Like most people my age, especially those who are parents, my life is controlled chaos. Every day requires multitasking through each hour, often needing to be in more than one place at a time. I am almost continually plugged in as I check email, follow twitter and facebook, and manage phone calls, all while trying to write and get some laundry done. This summer, my mind was so occupied with working out a problem that I went to pick up my son, drove past the building he was in instead of parking, and started home without ever picking him up. I was a mile away before I realized I had missed the whole reason I was driving. My son still makes fun of me for forgetting him, even temporarily.
My life is stressful, demanding, and uncertain. I never know when an emergency room visit for one of my kids will rear its ugly head or what changes to my schedule my family has in store for me as they regularly text me their demands for pick up and drop offs.
I often wish I could be my kids, sitting on the sofa watching a movie or playing a game, having a mom who spoils me.
This past week, however, I have begun to reevaluate this wish as my oldest child enters tenth grade. The pressure is on.
My son loves hockey. Not in a “I’m happy to sit on the sofa and watch the Pens” kind of way, but in a “This is the only dream that means anything to me” kind of way. His dad and I don’t need him to be in the NHL someday. I’m not sure I would even want that for him. But it is exactly what my son wants and he works really hard to get it. Maybe harder than I’ve ever worked at anything besides being a mom. He plays sick, he plays hurt. He gets up early for practices or games and stays up late for practices and games, only to have to go to school the next morning. He takes any chance he can to be on the ice: going to stick time, helping with his younger sister’s team, volunteering to help with the local sled hockey team, and practicing with the local junior team any time they ask him even though he’s too young to be on it. So, naturally, he wants to go to a D1 hockey college.
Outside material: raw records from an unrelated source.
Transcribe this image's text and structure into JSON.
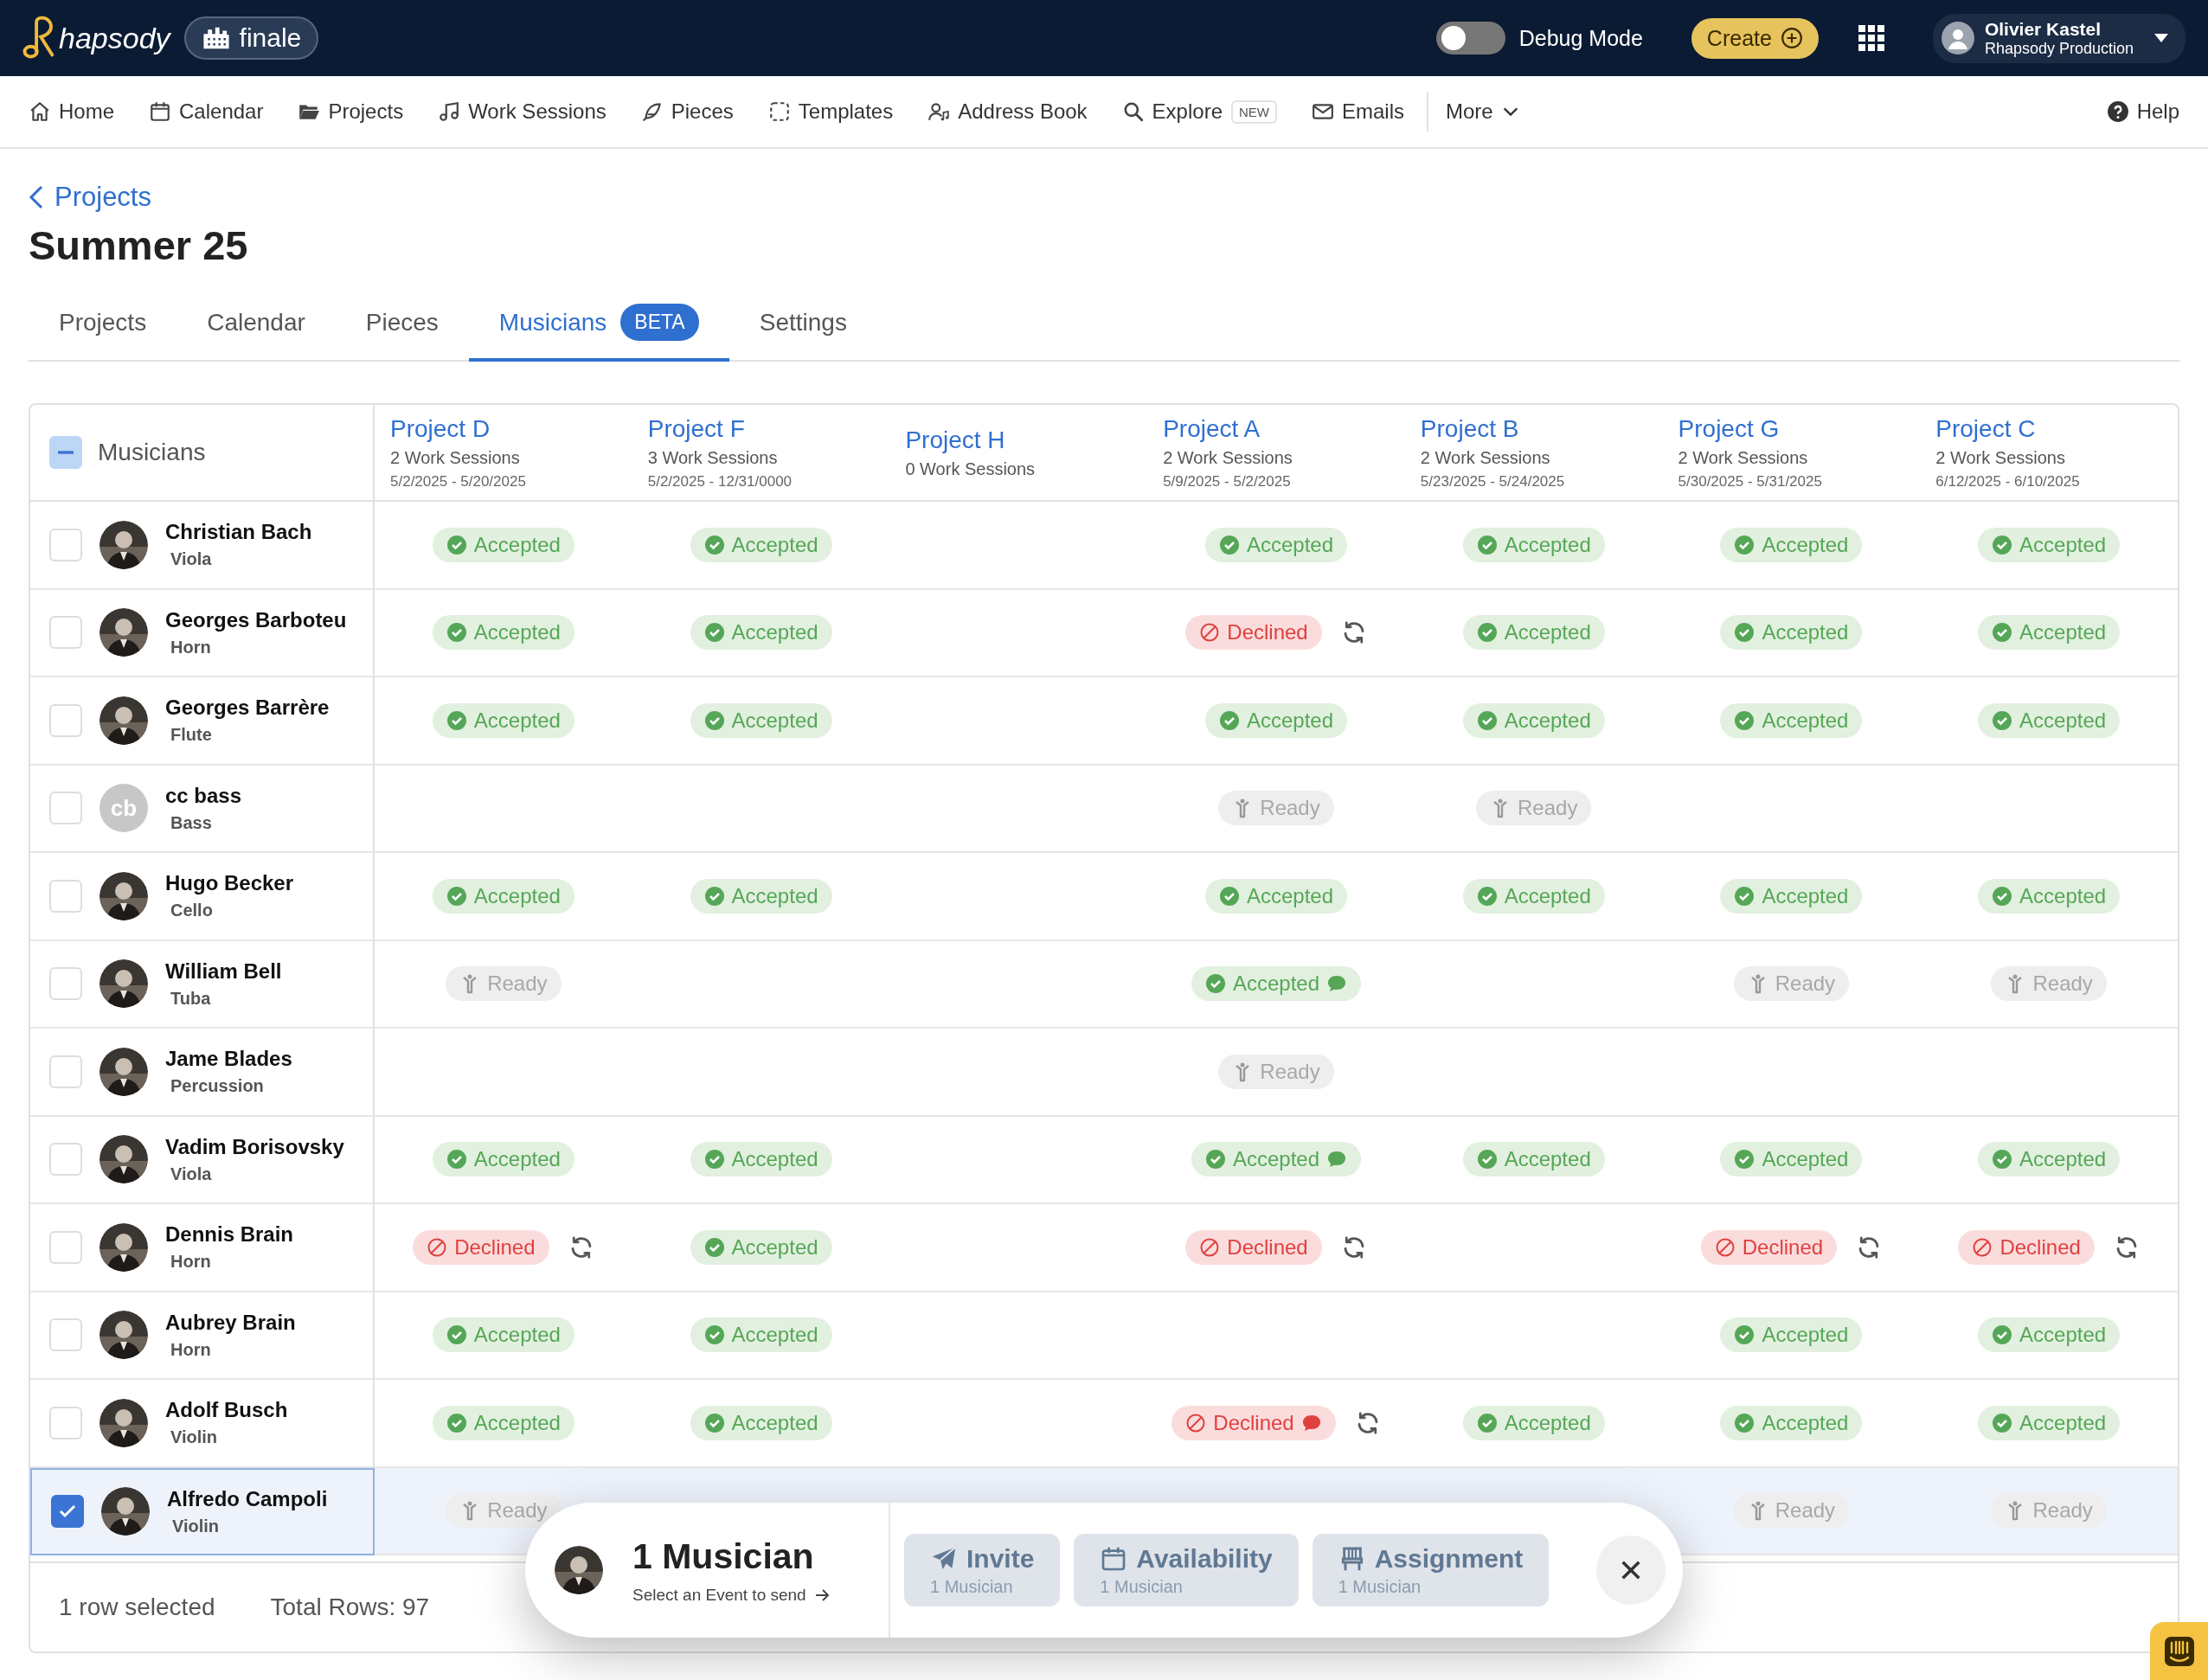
{
  "topbar": {
    "brand": "hapsody",
    "workspace": "finale",
    "debug": {
      "label": "Debug Mode",
      "on": false
    },
    "create": "Create",
    "user": {
      "name": "Olivier Kastel",
      "org": "Rhapsody Production"
    }
  },
  "nav": {
    "items": [
      {
        "label": "Home"
      },
      {
        "label": "Calendar"
      },
      {
        "label": "Projects"
      },
      {
        "label": "Work Sessions"
      },
      {
        "label": "Pieces"
      },
      {
        "label": "Templates"
      },
      {
        "label": "Address Book"
      },
      {
        "label": "Explore",
        "badge": "NEW"
      },
      {
        "label": "Emails"
      }
    ],
    "more": "More",
    "help": "Help"
  },
  "breadcrumb": "Projects",
  "title": "Summer 25",
  "tabs": [
    {
      "label": "Projects",
      "selected": false
    },
    {
      "label": "Calendar",
      "selected": false
    },
    {
      "label": "Pieces",
      "selected": false
    },
    {
      "label": "Musicians",
      "selected": true,
      "badge": "BETA"
    },
    {
      "label": "Settings",
      "selected": false
    }
  ],
  "table": {
    "indeterminate": true,
    "first_column": "Musicians",
    "columns": [
      {
        "name": "Project D",
        "sessions": "2 Work Sessions",
        "dates": "5/2/2025 - 5/20/2025"
      },
      {
        "name": "Project F",
        "sessions": "3 Work Sessions",
        "dates": "5/2/2025 - 12/31/0000"
      },
      {
        "name": "Project H",
        "sessions": "0 Work Sessions"
      },
      {
        "name": "Project A",
        "sessions": "2 Work Sessions",
        "dates": "5/9/2025 - 5/2/2025"
      },
      {
        "name": "Project B",
        "sessions": "2 Work Sessions",
        "dates": "5/23/2025 - 5/24/2025"
      },
      {
        "name": "Project G",
        "sessions": "2 Work Sessions",
        "dates": "5/30/2025 - 5/31/2025"
      },
      {
        "name": "Project C",
        "sessions": "2 Work Sessions",
        "dates": "6/12/2025 - 6/10/2025"
      }
    ],
    "rows": [
      {
        "name": "Christian Bach",
        "instrument": "Viola",
        "selected": false,
        "cells": [
          {
            "status": "Accepted",
            "kind": "accepted",
            "comment": false
          },
          {
            "status": "Accepted",
            "kind": "accepted",
            "comment": false
          },
          null,
          {
            "status": "Accepted",
            "kind": "accepted",
            "comment": false
          },
          {
            "status": "Accepted",
            "kind": "accepted",
            "comment": false
          },
          {
            "status": "Accepted",
            "kind": "accepted",
            "comment": false
          },
          {
            "status": "Accepted",
            "kind": "accepted",
            "comment": false
          }
        ]
      },
      {
        "name": "Georges Barboteu",
        "instrument": "Horn",
        "selected": false,
        "cells": [
          {
            "status": "Accepted",
            "kind": "accepted",
            "comment": false
          },
          {
            "status": "Accepted",
            "kind": "accepted",
            "comment": false
          },
          null,
          {
            "status": "Declined",
            "kind": "declined",
            "comment": false
          },
          {
            "status": "Accepted",
            "kind": "accepted",
            "comment": false
          },
          {
            "status": "Accepted",
            "kind": "accepted",
            "comment": false
          },
          {
            "status": "Accepted",
            "kind": "accepted",
            "comment": false
          }
        ]
      },
      {
        "name": "Georges Barrère",
        "instrument": "Flute",
        "selected": false,
        "cells": [
          {
            "status": "Accepted",
            "kind": "accepted",
            "comment": false
          },
          {
            "status": "Accepted",
            "kind": "accepted",
            "comment": false
          },
          null,
          {
            "status": "Accepted",
            "kind": "accepted",
            "comment": false
          },
          {
            "status": "Accepted",
            "kind": "accepted",
            "comment": false
          },
          {
            "status": "Accepted",
            "kind": "accepted",
            "comment": false
          },
          {
            "status": "Accepted",
            "kind": "accepted",
            "comment": false
          }
        ]
      },
      {
        "name": "cc bass",
        "instrument": "Bass",
        "avatar": {
          "kind": "initials",
          "text": "cb"
        },
        "selected": false,
        "cells": [
          null,
          null,
          null,
          {
            "status": "Ready",
            "kind": "ready",
            "comment": false
          },
          {
            "status": "Ready",
            "kind": "ready",
            "comment": false
          },
          null,
          null
        ]
      },
      {
        "name": "Hugo Becker",
        "instrument": "Cello",
        "selected": false,
        "cells": [
          {
            "status": "Accepted",
            "kind": "accepted",
            "comment": false
          },
          {
            "status": "Accepted",
            "kind": "accepted",
            "comment": false
          },
          null,
          {
            "status": "Accepted",
            "kind": "accepted",
            "comment": false
          },
          {
            "status": "Accepted",
            "kind": "accepted",
            "comment": false
          },
          {
            "status": "Accepted",
            "kind": "accepted",
            "comment": false
          },
          {
            "status": "Accepted",
            "kind": "accepted",
            "comment": false
          }
        ]
      },
      {
        "name": "William Bell",
        "instrument": "Tuba",
        "selected": false,
        "cells": [
          {
            "status": "Ready",
            "kind": "ready",
            "comment": false
          },
          null,
          null,
          {
            "status": "Accepted",
            "kind": "accepted",
            "comment": true
          },
          null,
          {
            "status": "Ready",
            "kind": "ready",
            "comment": false
          },
          {
            "status": "Ready",
            "kind": "ready",
            "comment": false
          }
        ]
      },
      {
        "name": "Jame Blades",
        "instrument": "Percussion",
        "selected": false,
        "cells": [
          null,
          null,
          null,
          {
            "status": "Ready",
            "kind": "ready",
            "comment": false
          },
          null,
          null,
          null
        ]
      },
      {
        "name": "Vadim Borisovsky",
        "instrument": "Viola",
        "selected": false,
        "cells": [
          {
            "status": "Accepted",
            "kind": "accepted",
            "comment": false
          },
          {
            "status": "Accepted",
            "kind": "accepted",
            "comment": false
          },
          null,
          {
            "status": "Accepted",
            "kind": "accepted",
            "comment": true
          },
          {
            "status": "Accepted",
            "kind": "accepted",
            "comment": false
          },
          {
            "status": "Accepted",
            "kind": "accepted",
            "comment": false
          },
          {
            "status": "Accepted",
            "kind": "accepted",
            "comment": false
          }
        ]
      },
      {
        "name": "Dennis Brain",
        "instrument": "Horn",
        "selected": false,
        "cells": [
          {
            "status": "Declined",
            "kind": "declined",
            "comment": false
          },
          {
            "status": "Accepted",
            "kind": "accepted",
            "comment": false
          },
          null,
          {
            "status": "Declined",
            "kind": "declined",
            "comment": false
          },
          null,
          {
            "status": "Declined",
            "kind": "declined",
            "comment": false
          },
          {
            "status": "Declined",
            "kind": "declined",
            "comment": false
          }
        ]
      },
      {
        "name": "Aubrey Brain",
        "instrument": "Horn",
        "selected": false,
        "cells": [
          {
            "status": "Accepted",
            "kind": "accepted",
            "comment": false
          },
          {
            "status": "Accepted",
            "kind": "accepted",
            "comment": false
          },
          null,
          null,
          null,
          {
            "status": "Accepted",
            "kind": "accepted",
            "comment": false
          },
          {
            "status": "Accepted",
            "kind": "accepted",
            "comment": false
          }
        ]
      },
      {
        "name": "Adolf Busch",
        "instrument": "Violin",
        "selected": false,
        "cells": [
          {
            "status": "Accepted",
            "kind": "accepted",
            "comment": false
          },
          {
            "status": "Accepted",
            "kind": "accepted",
            "comment": false
          },
          null,
          {
            "status": "Declined",
            "kind": "declined",
            "comment": true
          },
          {
            "status": "Accepted",
            "kind": "accepted",
            "comment": false
          },
          {
            "status": "Accepted",
            "kind": "accepted",
            "comment": false
          },
          {
            "status": "Accepted",
            "kind": "accepted",
            "comment": false
          }
        ]
      },
      {
        "name": "Alfredo Campoli",
        "instrument": "Violin",
        "selected": true,
        "cells": [
          {
            "status": "Ready",
            "kind": "ready",
            "comment": false
          },
          null,
          null,
          null,
          null,
          {
            "status": "Ready",
            "kind": "ready",
            "comment": false
          },
          {
            "status": "Ready",
            "kind": "ready",
            "comment": false
          }
        ]
      }
    ],
    "footer": {
      "selected": "1 row selected",
      "total": "Total Rows: 97"
    }
  },
  "selection_panel": {
    "title": "1 Musician",
    "hint": "Select an Event to send",
    "actions": [
      {
        "label": "Invite",
        "sub": "1 Musician"
      },
      {
        "label": "Availability",
        "sub": "1 Musician"
      },
      {
        "label": "Assignment",
        "sub": "1 Musician"
      }
    ]
  }
}
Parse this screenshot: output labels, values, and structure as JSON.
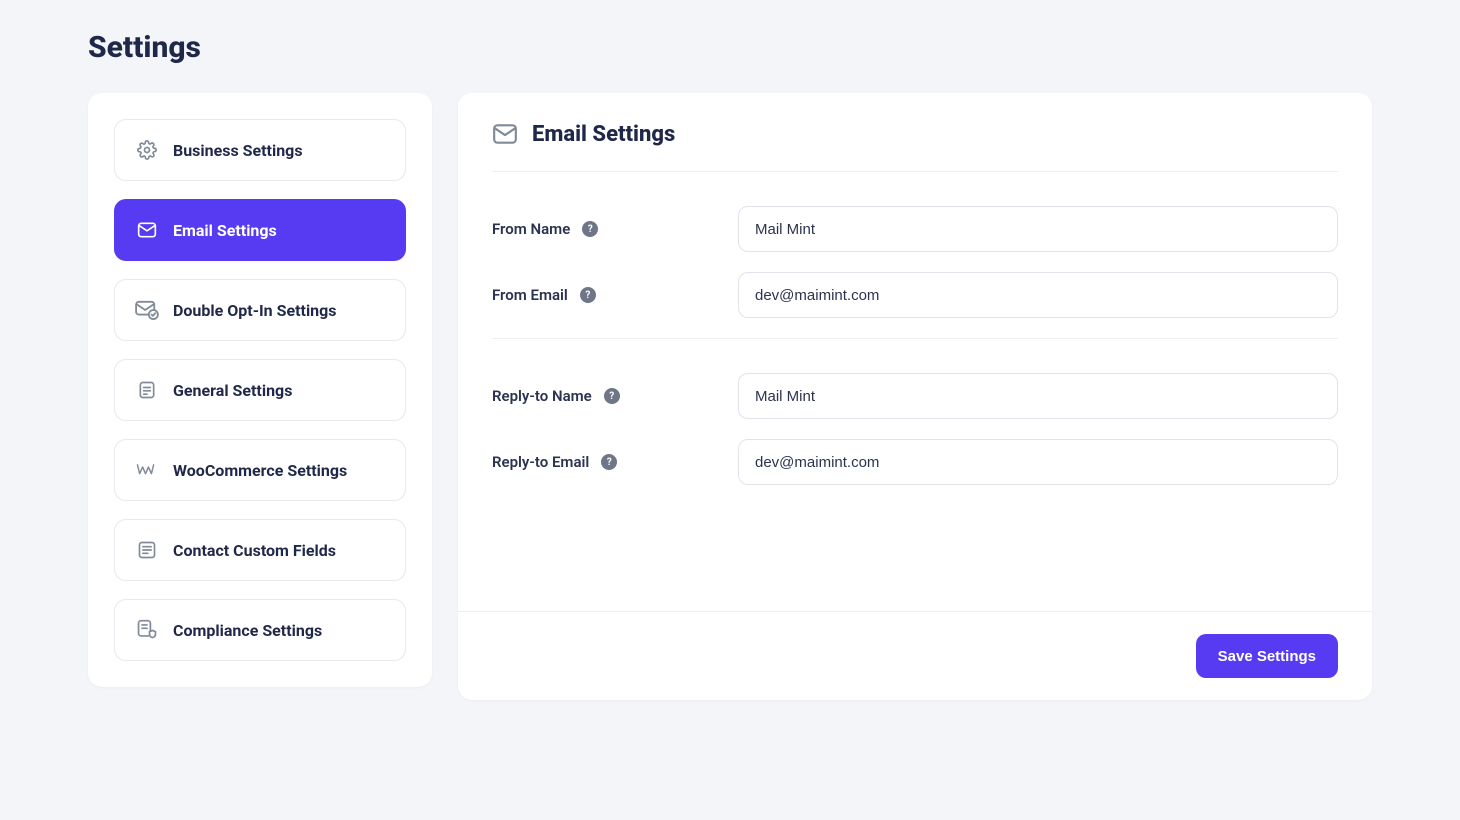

We have begun looking at D1 programs. There are some exceptional schools to aim for: Harvard, Yale, Brown, Cornell, Colgate, Notre Dame, and the list goes on from there. The rules governing when and how a school can talk to a student athlete are daunting. The recruiting forms for student athletes to fill out for these schools are intimidating (other sports? Really? Between the hours of 0200-0400?) The SAT scores needed to get into a great school are impressive. And then, of course, there are grades. The telescopic lens of every college my son will want to apply to is now squarely aimed at his GPA. My learning disabled fifteen-year-old is still putting together what works for him and what doesn’t. But he can no longer afford to make any mistakes. He can no longer afford to slack off, drop the ball, or be a teenager who wants to tune out for a while. The rest of his life will be determined by his performance, academically, socially, and athletically, in the next three years. Is this an overstatement? To some degree, yes. But the reality of the situation is, these are some of the most important years of his life. Make or break years. Years that determine your future options, at least initially. Yes, you have to perform once you get to that great college or graduate school. But those initial choices are all riding on the next three years. Even though he’s only fifteen. Even though his frontal lobe won’t be fully developed for another ten years. Even though he doesn’t know what he wants to major in (since hockey isn’t actually a major), or work in (because even if you’re Sidney Crosby, you should have a back up plan for when you aren’t playing anymore).
Suddenly, being a carefree teen doesn’t seem so appealing because dating, acne, and everyone around you gossiping endlessly aren’t the real things a teen has to stress over. What they really need to stress over is that little item called “the rest of your life.”